Lazarus phenomenon or autoresuscitation (AR) is a very rare condition defined as delayed unassisted return of spontaneous circulation (ROSC) after cessation of cardiopulmonary resuscitation (CPR) [1, 2]. After being first reported by Linko et al. in 1982 , it was later termed the “Lazarus phenomenon” by Bray Jr. in 1993  after the biblical figure Lazarus, whom Jesus supposedly resurrected four days after his death and burial (Gospel of John Chapter 11: 1–44).
The occurrence of this phenomenon may be widely underreported as illustrated by the fact that almost 50% of French emergency physicians claim to have encountered AR in clinical practice  and by the statement by Dhanani et al. that more than one-third of Canadian intensivists have seen at least one case of AR . The true incidence remains unknown.
2. Case Report
A 67-year-old Caucasian male collapsed with cardiac arrest outside his home (Figure 1). A nurse, who was caring for the patient on a daily basis, coincidently passed by and immediately initiated CPR. The emergency medical services (EMS) were called at 15:10 hours and an ambulance arrived at 15:13 and the emergency physician at 15:15. On arrival, the initial rhythm was ventricular fibrillation. Resuscitation was performed according to the advanced life support (ALS) algorithm  including chest compression, ventilation, intubation in the field, a total of 20 defibrillations, and standard drug administration, including epinephrine and amiodarone.
The patient had massive comorbidity on the basis of universal atherosclerosis due to 31 pack years of smoking, severe hypertension, hypercholesterolemia, and heredity. In 2004, bilateral in situ bypass surgery optimised blood flow to his lower extremities. He was also diagnosed with left ventricular hypertrophy and systolic and diastolic dysfunction with an ejection fraction (EF) of 40%. In 2006, the patient underwent coronary artery bypass graft surgery, complicated by postoperative ventilator therapy for one month, middle cerebral artery infarction, sternal infection, and organic delirium, which elapsed into a psychotic episode and severe depression. In the last three years, the patient had been depending on haemodialysis three times a week. Furthermore, the medical history included severe chronic obstructive pulmonary disease with a forced expiratory vital capacity of 45%, abdominal aortic aneurism of 5.1 cm, paroxysmal atrial fibrillation, and chronic musculoskeletal pain due to cervical and lumbal spinal stenosis. His medication comprised carvedilol, ramipril, simvastatin, warfarin, inhaled salmeterol/fluticasonpropionat, inhaled tiotropium, pantoprazole, paracetamol, vitamins and, related to his hemodialysis, alfacalcidol, erythropoietin, phosphate-binding drug, and furosemide.

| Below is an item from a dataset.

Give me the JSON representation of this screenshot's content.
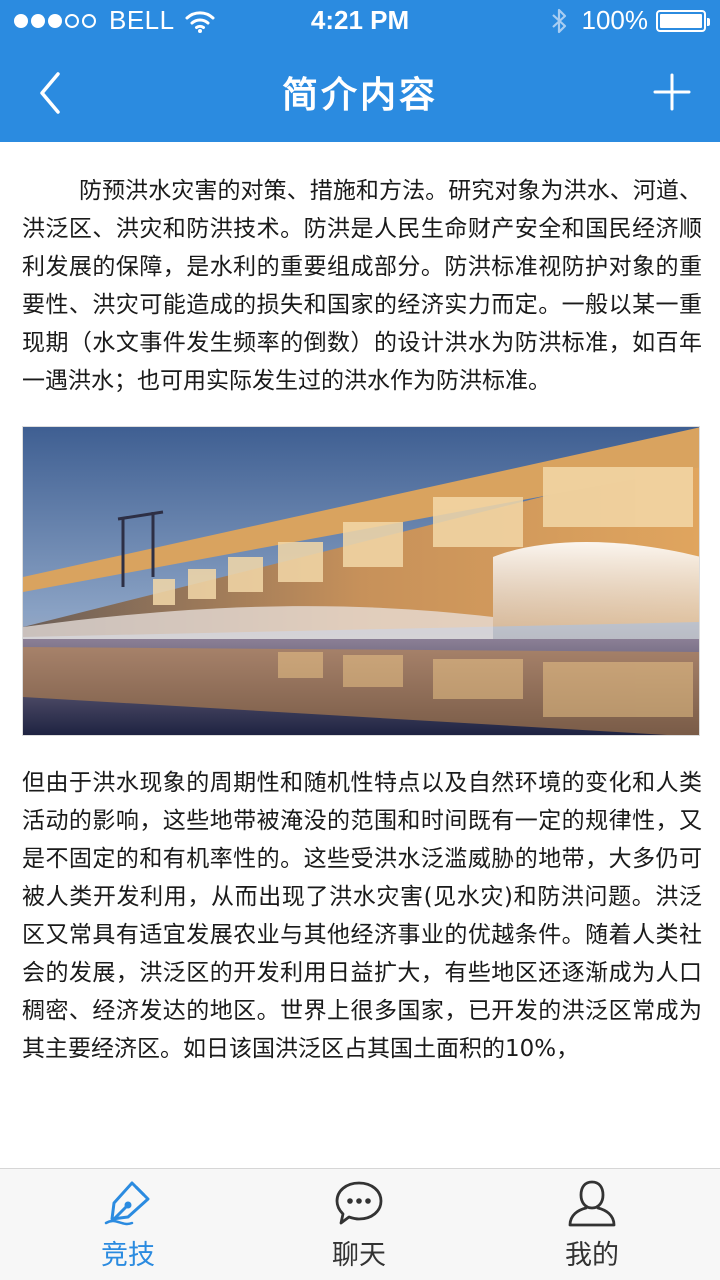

Nearly an hour after the cardiac arrest at 15:55 the patient arrived at the emergency department still in ventricular fibrillation. Upon arrival, he was defibrillated again. At the next rhythm check, the ECG monitor showed pulseless electrical activity (PEA) with very slow bizarre looking complexes. The decision to stop resuscitation efforts was taken at 16.02, and the monitors were turned off. This was also based on appearing information from the patient’s medical files that within the previous three years he had repeatedly rejected resuscitation attempts in the case of respiratory or circulatory arrest. Two minutes later, slow agonal (gasping) breathing was seen, and five minutes later a very faint central pulse was detected. Arterial blood gas (ABG) taken in the last minute of resuscitation had now been analyzed and implied severe metabolic acidosis and hypokalemia (Table 1). An echocardiography (ECHO) showed general hypokinesia with an EF of 15% (see Videos 1 and 2 in Supplementary Material available online at http://dx.doi.org/10.1155/2015/724174). The decision not to resume treatment was upheld, whereas palliative care was continued also on suspicion of hypoxic brain damage. Surprisingly, the patient regained consciousness. One hour later, he blinked and squeezed hands on command. Three hours later he sat up in his bed and had some soup (Figure 1).
The patient was considerably unfound with being resuscitated and refused any further treatment. He was not psychotic and had the capability of making his own decisions. Twenty-two hours after the initial cardiac arrest, he died.